Cowgirl Sass & Savvy



Eyes of the night upon you

Julie Carter  

The day wore a hushed stillness broken only by an occasional flapping sound of a crow on the wing. On a high dessert ranch in Navajo country, the mesa lands surrounded the canyons and the cedar covered hillsides painted in layers of bold earthen colors.

A lone cowboy rode along at a slow trot checking his cattle. A movement caught his eye, forcing a glance across a wide deep canyon. Surprised, he saw a man walking in the far distance.

He pulled his horse to a stop, squinting in the light to ascertain what he saw.
Across the way was what he knew to be an Indian dressed in the traditional animal hide apparel of a century ago. Realizing how far from civilization they both were made this very curious to him.

He navigated his way across the canyon in one of the few places that could be crossed. There he found some old cliff dwellings and “picture rocks,” bringing him to the thought that perhaps the Indian had been praying there in an ancient place of honor.

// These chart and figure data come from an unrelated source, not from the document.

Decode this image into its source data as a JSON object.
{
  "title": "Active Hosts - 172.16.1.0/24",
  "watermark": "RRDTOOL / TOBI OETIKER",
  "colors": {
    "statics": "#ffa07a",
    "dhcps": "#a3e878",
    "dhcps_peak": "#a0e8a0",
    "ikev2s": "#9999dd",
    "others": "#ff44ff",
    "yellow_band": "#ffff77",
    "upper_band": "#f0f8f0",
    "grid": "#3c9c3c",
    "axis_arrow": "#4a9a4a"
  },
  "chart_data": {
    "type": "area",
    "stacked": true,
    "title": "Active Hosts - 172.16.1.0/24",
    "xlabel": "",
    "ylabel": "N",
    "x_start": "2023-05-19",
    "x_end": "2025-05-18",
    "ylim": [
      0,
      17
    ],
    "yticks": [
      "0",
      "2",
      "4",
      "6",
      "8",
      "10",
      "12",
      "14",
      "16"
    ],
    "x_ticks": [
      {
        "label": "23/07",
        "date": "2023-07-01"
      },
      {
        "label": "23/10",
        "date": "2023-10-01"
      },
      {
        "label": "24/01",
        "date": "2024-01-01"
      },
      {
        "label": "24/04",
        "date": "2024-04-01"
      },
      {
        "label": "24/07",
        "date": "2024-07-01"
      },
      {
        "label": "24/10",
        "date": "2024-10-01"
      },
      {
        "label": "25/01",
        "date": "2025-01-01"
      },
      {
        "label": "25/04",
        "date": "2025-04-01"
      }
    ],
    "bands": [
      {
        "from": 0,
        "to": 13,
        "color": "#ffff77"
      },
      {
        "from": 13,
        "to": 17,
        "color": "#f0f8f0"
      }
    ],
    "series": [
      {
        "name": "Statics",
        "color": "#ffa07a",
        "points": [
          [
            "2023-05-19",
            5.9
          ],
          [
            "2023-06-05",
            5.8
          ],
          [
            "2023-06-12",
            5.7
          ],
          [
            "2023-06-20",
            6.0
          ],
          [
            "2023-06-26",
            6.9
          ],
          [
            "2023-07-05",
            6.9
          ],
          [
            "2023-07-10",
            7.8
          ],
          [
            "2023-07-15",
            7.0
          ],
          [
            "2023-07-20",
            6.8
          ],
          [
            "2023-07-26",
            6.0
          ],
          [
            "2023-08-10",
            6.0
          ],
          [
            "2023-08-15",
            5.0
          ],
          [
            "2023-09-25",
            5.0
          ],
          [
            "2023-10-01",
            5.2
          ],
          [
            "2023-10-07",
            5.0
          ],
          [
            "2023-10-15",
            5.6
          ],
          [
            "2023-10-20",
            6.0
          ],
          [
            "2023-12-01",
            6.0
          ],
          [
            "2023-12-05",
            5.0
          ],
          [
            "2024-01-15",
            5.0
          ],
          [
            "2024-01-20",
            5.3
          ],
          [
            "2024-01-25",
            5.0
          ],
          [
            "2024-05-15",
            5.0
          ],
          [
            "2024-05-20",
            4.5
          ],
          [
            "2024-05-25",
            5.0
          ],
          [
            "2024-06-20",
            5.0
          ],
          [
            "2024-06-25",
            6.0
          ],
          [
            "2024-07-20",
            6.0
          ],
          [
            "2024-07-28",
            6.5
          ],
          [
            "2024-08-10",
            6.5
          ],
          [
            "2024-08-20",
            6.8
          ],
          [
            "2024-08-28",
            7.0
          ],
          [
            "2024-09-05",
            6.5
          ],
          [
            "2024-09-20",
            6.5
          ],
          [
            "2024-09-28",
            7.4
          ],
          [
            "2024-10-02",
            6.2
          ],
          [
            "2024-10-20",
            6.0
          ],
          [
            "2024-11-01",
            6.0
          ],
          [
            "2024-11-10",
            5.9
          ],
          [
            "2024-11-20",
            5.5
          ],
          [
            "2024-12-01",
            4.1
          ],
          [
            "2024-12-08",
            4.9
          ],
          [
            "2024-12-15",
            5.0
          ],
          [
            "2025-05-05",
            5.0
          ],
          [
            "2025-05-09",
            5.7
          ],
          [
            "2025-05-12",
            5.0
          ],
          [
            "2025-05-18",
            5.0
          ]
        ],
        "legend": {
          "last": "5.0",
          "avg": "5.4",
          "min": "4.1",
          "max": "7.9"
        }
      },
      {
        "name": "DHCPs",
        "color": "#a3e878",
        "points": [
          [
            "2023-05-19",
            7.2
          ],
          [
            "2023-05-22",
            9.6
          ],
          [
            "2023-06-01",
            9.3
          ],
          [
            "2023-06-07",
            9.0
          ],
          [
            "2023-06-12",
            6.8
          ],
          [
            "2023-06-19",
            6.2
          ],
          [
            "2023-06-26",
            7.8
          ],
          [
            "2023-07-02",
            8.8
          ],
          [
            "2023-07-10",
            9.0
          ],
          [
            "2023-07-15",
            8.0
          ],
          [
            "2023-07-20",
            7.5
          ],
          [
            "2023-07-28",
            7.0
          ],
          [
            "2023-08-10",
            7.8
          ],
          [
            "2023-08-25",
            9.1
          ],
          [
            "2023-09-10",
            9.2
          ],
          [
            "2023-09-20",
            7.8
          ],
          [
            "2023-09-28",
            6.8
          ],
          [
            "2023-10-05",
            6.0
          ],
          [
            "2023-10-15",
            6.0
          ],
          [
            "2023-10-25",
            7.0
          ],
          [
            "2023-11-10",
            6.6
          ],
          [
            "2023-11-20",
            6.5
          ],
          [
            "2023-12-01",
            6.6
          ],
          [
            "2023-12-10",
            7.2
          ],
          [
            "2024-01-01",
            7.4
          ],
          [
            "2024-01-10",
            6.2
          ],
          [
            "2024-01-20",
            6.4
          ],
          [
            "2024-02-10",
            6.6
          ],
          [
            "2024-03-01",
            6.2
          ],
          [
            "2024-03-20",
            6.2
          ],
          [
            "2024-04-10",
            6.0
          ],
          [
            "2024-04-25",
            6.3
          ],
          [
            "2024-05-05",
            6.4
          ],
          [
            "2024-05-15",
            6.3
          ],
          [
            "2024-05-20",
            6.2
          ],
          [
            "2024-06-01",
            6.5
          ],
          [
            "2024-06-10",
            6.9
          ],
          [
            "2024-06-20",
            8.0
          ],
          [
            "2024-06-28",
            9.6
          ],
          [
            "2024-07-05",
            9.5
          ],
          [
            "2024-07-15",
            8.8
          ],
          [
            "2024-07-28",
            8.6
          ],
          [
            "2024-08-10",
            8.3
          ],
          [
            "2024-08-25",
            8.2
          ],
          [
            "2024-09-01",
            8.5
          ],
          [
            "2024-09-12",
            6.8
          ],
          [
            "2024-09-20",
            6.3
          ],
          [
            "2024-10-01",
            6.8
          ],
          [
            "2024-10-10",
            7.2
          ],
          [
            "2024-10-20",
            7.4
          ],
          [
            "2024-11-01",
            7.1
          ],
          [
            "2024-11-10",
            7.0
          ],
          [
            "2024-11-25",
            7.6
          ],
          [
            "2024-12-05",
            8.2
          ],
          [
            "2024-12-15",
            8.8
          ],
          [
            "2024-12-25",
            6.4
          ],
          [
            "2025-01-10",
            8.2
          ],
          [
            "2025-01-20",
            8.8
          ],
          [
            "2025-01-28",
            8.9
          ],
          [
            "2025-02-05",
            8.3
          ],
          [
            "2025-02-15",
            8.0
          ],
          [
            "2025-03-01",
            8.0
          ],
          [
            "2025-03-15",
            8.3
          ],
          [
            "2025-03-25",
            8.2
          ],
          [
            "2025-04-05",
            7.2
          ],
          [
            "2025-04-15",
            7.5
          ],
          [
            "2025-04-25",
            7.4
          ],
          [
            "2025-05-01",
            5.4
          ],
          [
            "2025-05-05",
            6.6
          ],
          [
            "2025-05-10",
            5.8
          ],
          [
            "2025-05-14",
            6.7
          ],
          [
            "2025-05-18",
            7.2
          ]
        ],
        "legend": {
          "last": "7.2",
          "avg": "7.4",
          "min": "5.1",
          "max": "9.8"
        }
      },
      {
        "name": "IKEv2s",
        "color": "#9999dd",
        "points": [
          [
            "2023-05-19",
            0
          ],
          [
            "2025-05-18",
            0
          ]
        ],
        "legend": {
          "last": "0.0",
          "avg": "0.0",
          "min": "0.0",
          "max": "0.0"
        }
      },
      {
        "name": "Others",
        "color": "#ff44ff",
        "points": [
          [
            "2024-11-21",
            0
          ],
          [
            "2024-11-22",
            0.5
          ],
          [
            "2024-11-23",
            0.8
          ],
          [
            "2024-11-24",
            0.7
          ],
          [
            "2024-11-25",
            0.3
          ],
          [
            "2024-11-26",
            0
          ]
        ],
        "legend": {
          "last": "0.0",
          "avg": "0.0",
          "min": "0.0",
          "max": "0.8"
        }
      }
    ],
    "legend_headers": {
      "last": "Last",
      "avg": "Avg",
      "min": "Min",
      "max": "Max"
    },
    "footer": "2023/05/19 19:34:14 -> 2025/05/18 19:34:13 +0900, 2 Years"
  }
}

The cowboy looked around but the man seemed to have disappeared. He rode to the spot where he had last seen him from across the canyon and found not the man, but where he had been sitting and another curious sight as well.

Hanging on a large cedar, like ornaments on a Christmas tree, were little figurines made of grass bound with string. One of them, swaying only slightly in a non-existent breeze, was quite clearly a man on a horse. A shiver went down his spine but he shook it off and began to look around for signs of the man he was sure he had seen.

He found the Indian’s tracks and followed them for a short distance where they all but disappeared in the rocks. He circled the area to look for more tracks but found only those made by several coyotes.

 “I figured he was hiding in the huge cracks in the rocks so as not to be bothered,” the cowboy related in the telling the tale “So I rode away respectfully, crossed back over the canyon and went on to finish my day’s work.”

The next night the cowboy was joined in camp by a Navajo friend of his named Bobby. They sat by the fire and over coffee, the cowboy told him about what he had seen the day before.

Even in the dim firelight, the cowboy could see Bobby’s deep brown skin turn a pale shade of white. He was visibly spooked when he asked the cowboy if he believed in witches, demons and devils.

The cowboy, without hesitation, replied a simple, “No.”

Bobby, his voice shaking, began to tell the cowboy about skinwalkers. “They are most often seen as a coyote, wolf, owl, fox or crow,” he said. “They have the power to take on the form of any animal they choose, depending on what it is they need to do.”

Skinwalkers, it is believed, have the ability to steal the skin or body of a person. The Navajo believe if you lock eyes with a skinwalker, it can absorb itself into your body.

Bobby told the cowboy that his lack of belief in bad spirits made his soul too strong for the skinwalker. “The little doll on the horse that was hanging in the tree was the tool he made to call you over to his side of the canyon,” Bobby told him. “When you lost his tracks, then found the coyote tracks, it was him leaving with his clan when he couldn’t enter your body.”

“Only one of them will change shape and be seen,” said Bobby. “That’s why you saw only  one man. They didn’t want you to feel outnumbered.  Stay away from them, and they’ll move on.”

The legend of the skinwalker comes with many stories and warnings, all common with their elements of evil and elusiveness that are magnified by the dark of night.

But there is one cowboy that knows what he saw in broad daylight. Never again did he ride the desert canyon lands without feeling there were many eyes upon him.